Champ shot a final round 5-under par 66 last year to win the 3M Open by two shots over Louis Oosthuisen, Jhonattan Vegas and Charl Schwartzel. That’s despite some adventures after a wayward tee shot on the par-5, No. 18 finishing hole. He was able to save par, and it was enough for the win.
"We just stuck to our same game plan. It was playing very firm, it was super hot that day. On 18 I made it interesting, I didn’t know I was going to do that. But having 18 in my back pocket, I knew if I made a nice par there, I kind of felt like it was over," Champ told reporters on Wednesday.
He also comes in with a sense of comfort, confident coming back a year later from a victory.
"A place that I have very good memories of. A place that fits me. There’s certain courses that you just show up, you feel comfortable, you like it everything about it. I’m very comfortable with it," Champ said.
That’s despite dealing with heat stroke and dehydration on the back nine, all while trying to hold off the rest of the field. He went to his knees on No. 14, but was able to overcome a hot summer day in Blaine.

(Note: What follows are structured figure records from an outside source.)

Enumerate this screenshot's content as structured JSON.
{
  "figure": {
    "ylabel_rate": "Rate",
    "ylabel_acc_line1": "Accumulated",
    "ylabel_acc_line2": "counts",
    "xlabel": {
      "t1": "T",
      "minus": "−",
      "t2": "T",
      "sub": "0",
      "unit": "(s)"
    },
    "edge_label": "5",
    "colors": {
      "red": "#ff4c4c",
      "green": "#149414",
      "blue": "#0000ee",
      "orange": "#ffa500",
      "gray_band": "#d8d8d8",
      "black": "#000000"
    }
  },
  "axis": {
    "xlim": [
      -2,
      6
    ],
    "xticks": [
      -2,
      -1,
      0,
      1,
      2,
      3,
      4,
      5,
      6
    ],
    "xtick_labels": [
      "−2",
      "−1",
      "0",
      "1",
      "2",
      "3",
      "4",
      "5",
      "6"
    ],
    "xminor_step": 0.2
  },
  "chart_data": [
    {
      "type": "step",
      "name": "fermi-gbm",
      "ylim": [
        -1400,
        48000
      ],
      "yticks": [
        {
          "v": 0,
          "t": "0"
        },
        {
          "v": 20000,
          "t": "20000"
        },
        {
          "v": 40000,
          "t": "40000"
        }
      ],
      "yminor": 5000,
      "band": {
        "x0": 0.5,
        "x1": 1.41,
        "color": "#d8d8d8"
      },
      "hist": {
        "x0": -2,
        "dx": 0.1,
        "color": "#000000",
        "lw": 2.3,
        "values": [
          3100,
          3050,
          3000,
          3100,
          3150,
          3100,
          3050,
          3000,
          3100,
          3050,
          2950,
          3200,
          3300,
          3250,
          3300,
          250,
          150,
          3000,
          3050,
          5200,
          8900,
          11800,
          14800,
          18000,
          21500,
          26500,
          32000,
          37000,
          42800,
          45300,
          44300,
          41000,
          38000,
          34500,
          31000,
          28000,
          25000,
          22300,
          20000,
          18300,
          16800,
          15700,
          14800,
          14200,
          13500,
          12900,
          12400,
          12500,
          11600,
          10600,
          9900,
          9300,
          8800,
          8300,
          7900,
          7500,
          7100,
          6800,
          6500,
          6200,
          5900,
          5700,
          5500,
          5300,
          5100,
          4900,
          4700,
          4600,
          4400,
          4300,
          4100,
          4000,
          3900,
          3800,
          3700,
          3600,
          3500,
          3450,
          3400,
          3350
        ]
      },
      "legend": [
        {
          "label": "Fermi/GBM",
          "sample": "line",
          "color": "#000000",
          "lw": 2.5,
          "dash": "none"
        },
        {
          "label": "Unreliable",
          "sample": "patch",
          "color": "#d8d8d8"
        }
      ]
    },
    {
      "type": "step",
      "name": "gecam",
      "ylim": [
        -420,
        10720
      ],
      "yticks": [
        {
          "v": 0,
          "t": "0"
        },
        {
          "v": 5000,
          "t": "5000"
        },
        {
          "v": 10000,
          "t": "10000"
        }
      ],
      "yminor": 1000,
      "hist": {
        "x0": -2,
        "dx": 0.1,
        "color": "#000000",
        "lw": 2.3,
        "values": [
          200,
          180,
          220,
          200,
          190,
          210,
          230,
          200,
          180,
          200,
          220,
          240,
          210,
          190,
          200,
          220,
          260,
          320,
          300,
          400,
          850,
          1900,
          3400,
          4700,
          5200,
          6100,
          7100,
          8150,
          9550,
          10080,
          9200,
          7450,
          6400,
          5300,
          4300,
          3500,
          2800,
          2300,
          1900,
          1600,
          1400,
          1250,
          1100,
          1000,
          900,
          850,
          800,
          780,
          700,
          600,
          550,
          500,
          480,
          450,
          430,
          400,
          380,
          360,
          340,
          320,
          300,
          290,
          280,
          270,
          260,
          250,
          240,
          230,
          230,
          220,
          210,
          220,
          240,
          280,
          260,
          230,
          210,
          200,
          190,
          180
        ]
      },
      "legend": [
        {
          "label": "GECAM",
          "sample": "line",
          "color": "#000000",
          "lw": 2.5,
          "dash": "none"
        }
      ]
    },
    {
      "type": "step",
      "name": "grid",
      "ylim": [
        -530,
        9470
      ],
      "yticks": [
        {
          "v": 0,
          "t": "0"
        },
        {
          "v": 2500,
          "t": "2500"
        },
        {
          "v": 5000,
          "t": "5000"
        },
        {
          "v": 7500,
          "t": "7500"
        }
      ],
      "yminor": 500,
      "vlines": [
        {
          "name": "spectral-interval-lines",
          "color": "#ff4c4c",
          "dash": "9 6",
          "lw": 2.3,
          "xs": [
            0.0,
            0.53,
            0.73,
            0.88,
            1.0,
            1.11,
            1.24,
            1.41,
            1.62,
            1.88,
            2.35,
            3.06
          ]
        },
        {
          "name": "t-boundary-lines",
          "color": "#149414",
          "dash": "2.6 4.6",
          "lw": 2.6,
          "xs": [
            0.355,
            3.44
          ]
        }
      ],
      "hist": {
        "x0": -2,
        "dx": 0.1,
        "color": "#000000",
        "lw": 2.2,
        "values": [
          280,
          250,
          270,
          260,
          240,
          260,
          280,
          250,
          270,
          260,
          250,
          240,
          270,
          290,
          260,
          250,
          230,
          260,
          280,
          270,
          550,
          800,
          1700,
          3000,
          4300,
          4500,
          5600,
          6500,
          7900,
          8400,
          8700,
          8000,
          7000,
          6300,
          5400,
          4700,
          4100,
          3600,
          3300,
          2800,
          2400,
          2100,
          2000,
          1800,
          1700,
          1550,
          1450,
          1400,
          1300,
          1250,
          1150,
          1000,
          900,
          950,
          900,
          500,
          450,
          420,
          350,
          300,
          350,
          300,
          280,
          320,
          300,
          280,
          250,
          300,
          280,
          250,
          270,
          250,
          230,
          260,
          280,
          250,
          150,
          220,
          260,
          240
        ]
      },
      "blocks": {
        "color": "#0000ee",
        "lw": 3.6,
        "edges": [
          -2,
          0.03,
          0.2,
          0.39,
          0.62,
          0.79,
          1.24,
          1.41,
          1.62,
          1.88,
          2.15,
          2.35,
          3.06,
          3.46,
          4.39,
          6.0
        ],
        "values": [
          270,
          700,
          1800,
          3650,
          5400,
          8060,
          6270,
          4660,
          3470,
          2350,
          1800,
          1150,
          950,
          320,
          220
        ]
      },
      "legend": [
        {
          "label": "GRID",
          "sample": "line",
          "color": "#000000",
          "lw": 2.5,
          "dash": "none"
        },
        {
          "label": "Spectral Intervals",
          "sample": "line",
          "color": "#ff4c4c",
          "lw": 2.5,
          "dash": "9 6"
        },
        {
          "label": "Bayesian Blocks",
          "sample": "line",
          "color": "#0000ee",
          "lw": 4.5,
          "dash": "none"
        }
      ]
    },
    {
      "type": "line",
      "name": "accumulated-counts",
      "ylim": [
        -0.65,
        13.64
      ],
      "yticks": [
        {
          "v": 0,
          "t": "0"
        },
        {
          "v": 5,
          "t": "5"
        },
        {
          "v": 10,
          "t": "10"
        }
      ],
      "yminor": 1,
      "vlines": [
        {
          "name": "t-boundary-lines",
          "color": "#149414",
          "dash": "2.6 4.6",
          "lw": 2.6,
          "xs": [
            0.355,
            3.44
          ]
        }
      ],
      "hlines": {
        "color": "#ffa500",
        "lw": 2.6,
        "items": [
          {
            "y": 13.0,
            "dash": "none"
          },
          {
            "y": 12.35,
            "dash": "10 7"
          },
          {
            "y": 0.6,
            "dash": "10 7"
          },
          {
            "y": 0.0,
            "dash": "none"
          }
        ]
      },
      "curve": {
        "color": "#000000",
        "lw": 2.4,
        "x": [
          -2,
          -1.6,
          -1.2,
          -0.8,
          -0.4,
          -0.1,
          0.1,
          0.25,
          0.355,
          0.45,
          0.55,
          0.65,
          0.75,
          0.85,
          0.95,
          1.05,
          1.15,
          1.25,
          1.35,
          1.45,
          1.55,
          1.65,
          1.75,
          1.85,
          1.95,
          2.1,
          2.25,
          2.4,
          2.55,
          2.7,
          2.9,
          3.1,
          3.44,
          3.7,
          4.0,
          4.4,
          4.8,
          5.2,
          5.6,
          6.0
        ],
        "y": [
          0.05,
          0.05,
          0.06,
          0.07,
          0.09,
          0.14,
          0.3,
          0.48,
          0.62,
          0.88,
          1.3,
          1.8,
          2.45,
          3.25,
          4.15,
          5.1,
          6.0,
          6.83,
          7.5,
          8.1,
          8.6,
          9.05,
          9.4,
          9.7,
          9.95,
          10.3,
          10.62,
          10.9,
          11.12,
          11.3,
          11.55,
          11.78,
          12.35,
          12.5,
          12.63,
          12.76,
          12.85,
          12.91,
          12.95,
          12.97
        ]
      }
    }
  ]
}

"It was very interesting, it hit me on 14 out of nowhere. Kind of hit me like a freight train and I drank a bunch of water, but I didn’t have any sugar or electrolytes," Champ said. "Once I got some of that in me on 16, it gave me a little extra boost. Obviously I was playing on a little adrenaline. When I got done, I was drained."
Since winning last year in Blaine, Champ has had his fair share of adversity. He doesn’t have a win this current season, and has just two top-10 finishes. One of those came at Augusta National in the Master’s. He comes to the 3M Open at No. 157 in the FedEx Cup, needing to get into the top-125 to make the playoffs. He’s missed nine cuts in his last 17 tournaments, including five straight coming to TPC Twin Cities.
He’s also had trying times away from golf. He broke his left wrist last October in an accident at his home, and tested positive for COVID-19 back in January days before he was set to play in the Sentry Tournament of Champions.
He didn’t say how he hurt his wrist, but was worried at the time it was significant. He couldn’t do anything golf-related for more than two months. His wrist was wrapped and had athletic tape while addressing the media on Wednesday.
"This year has been an eventful year to say the least, I’ve had a lot of stuff going on in my personal life mixed in with me breaking my wrist in the fall," Champ said. "That was a whole unknown for quite a while, luckily it wasn’t too serious. I’m in a way better head space, I understand myself better, I understand what my motives are and why I’m doing what I’m doing. I’ve been kind of re-birthed."